At ACI’s December session in New York we will be part of a panel discussion on product liability actions against over the counter (OTC) medicines. Such lawsuits are certainly not new, but some aspects of them are. For example, so called “independent” laboratories have played an outsized, perhaps inappropriate, role in driving such lawsuits. In addition, proof of use problems abound with OTC products. Without prescription records, can the mere say-so of a plaintiff carry the day on usage, or should there be corroboration in the form of bottles, photographs, receipts, loyalty program records, etc.? Scientific issues of medical causation can be very different with OTC drugs as compared with rX versions. There are usually different doses and durations. Warning causation can also take a very different shape in OTC world. The absence of a learned intermediary (though, to be sure, sometimes there is a learned intermediary advising the patient to take an OTC medicine – what to do about that?) makes it easier for patients to engage in misuse. At the same time, alleged injuries from OTC medicines can be every bit as profound as from prescription drugs. Think of all those terrible SJS/TEN cases.
And then there is the defense of preemption. As we’ve written about several times before (here, for example), there is pretty broad express preemption of non-product liability actions against OTC medicines. Now after all that wind-up, we come to today’s case, Truss v. Bayer Healthcare Pharmaceuticals Inc., et al., 2022 WL 16951538 (S.D.N.Y. Nov. 15, 2022), which is a defense favorable OTC drug preemption case involving a purported economic loss class action against a sunscreen manufacturer. The plaintiffs filed a putative class action claiming that the sunscreen manufacturers falsely marketed the sunscreen as being hypoallergenic and gentle for skin even though the sunscreen actually contained benzophenone, which they allege to be hazardous degradation product. (Yes, this is yet another case in which the plaintiff alleges harm from chemical breakdown/degradation substances in a product. Perhaps a new chapter in the plaintiff drug and device playbook is being written.) The plaintiffs asserted claims under California and New York consumer protection laws, as well as common law theories of unjust enrichment and breach of warranty. The defendant filed a motion to dismiss.
Because Truss is not a product liability case, the exception to OTC preemption did not apply. The plaintiffs were not seeking compensation for personal injuries; they simply wanted their money back after having used the product without incident The sunscreen products at issue were governed by a monograph. The FDA promulgates a monograph, which is “a detailed regulation … for each therapeutic class of OTC drug products,” after a notice and comment process. By following a monograph, manufacturers seeking to sell a new OTC drug in interstate commerce may qualify for an FDA determination that a medication is generally recognized as safe and effective (GRASE) while bypassing individualized review. Monographs set forth “the FDA-approved active ingredients for a given therapeutic class of OTC drugs and provide the conditions under which each ingredient is” GRASE.
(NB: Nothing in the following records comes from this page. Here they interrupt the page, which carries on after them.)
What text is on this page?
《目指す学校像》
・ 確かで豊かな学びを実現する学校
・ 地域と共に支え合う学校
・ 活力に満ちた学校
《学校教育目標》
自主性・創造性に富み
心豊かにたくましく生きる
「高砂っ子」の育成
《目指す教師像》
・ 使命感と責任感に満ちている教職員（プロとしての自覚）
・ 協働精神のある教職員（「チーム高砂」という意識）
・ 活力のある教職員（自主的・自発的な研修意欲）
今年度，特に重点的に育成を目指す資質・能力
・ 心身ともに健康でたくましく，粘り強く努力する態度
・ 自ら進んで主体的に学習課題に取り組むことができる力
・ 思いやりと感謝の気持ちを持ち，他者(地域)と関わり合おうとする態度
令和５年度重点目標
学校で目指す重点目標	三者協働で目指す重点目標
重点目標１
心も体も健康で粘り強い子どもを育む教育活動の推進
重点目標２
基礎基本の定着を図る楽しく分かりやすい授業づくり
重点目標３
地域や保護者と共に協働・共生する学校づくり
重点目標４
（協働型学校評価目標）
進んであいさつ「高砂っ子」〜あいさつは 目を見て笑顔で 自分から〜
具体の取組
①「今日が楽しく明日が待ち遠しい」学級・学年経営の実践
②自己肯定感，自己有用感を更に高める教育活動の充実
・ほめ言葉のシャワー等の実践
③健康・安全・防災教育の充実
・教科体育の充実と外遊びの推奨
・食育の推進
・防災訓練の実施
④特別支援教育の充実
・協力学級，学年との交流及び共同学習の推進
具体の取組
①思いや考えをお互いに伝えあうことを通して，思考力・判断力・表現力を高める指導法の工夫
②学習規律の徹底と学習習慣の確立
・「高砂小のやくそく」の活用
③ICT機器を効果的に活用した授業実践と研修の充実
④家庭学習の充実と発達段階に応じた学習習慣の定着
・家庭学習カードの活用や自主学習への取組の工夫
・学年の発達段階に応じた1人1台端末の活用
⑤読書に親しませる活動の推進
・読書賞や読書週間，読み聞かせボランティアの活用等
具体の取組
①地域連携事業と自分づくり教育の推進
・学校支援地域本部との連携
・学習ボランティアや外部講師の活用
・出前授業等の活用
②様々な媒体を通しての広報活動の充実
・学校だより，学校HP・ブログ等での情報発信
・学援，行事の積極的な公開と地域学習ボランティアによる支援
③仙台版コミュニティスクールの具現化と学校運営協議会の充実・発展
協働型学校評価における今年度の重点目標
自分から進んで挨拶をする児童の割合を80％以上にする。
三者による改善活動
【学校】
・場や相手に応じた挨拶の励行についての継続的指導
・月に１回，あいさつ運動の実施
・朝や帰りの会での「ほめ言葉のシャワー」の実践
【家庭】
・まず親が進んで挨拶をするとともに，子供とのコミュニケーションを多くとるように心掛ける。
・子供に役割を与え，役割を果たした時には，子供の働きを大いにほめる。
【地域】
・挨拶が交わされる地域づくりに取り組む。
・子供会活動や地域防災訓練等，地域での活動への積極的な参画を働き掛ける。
The court granted the defendants/ motion to dismiss based on preemption of the plaintiffs’ informational claims because the FDCA’s OTC monograph for the sunscreen required disclosure of only active ingredients, not degradation products. Whether an ingredient is “active” or even just a “component” seems to turn on whether the manufacturer intended the ingredient to furnish pharmacological activity or have some effect on diagnosis, care, treatment, prevention, etc. In Truss, the plaintiffs did not allege that the defendants manufactured the sunscreen to contain benzophenone. The FDA did require disclosure of the active ingredient that allegedly degrades into benzophenone, but that’s as far as the requirement goes. Because the plaintiffs were demanding disclosure of the degradation product, they were seeking to impose a labeling requirement in addition to what the FDA required — and that is exactly what is preempted. The plaintiffs lawsuit “would lead precisely to the patchwork of inconsistent packaging regulations that Congress sought to prevent.”
The plaintiffs endeavored to sidestep this rather obvious preemption by focusing, not just on the absence of disclosure of degradation products, but also on the manufacturer’s affirmative representations that the sunscreen is “free” of a different, related degradation chemical. But the plaintiffs admitted that the degradation product disclaimed in the label is a different compound from the one the plaintiffs were complaining about. That mismatch doomed the claim.
The plaintiffs also seized on the sunscreen label’s statement that the product was “hypoallergenic and gentle.” In support of the plaintiff’s allegation that such statement was a lie, the plaintiffs relied on two studies. The court read those two studies and concluded that they did not demonstrate that potentially allergenic benzophenone was present in the sunscreen. Thus, the plaintiffs “fail plausibly to allege the Product’s labelling as ‘hypoallergenic’ is false or misleading.
The court dismissed the case. We’d say it’s time for fun in the sun, but the thermometer here in a bucolic tract outside Philly tells us to stay indoors. See you in NYC next month.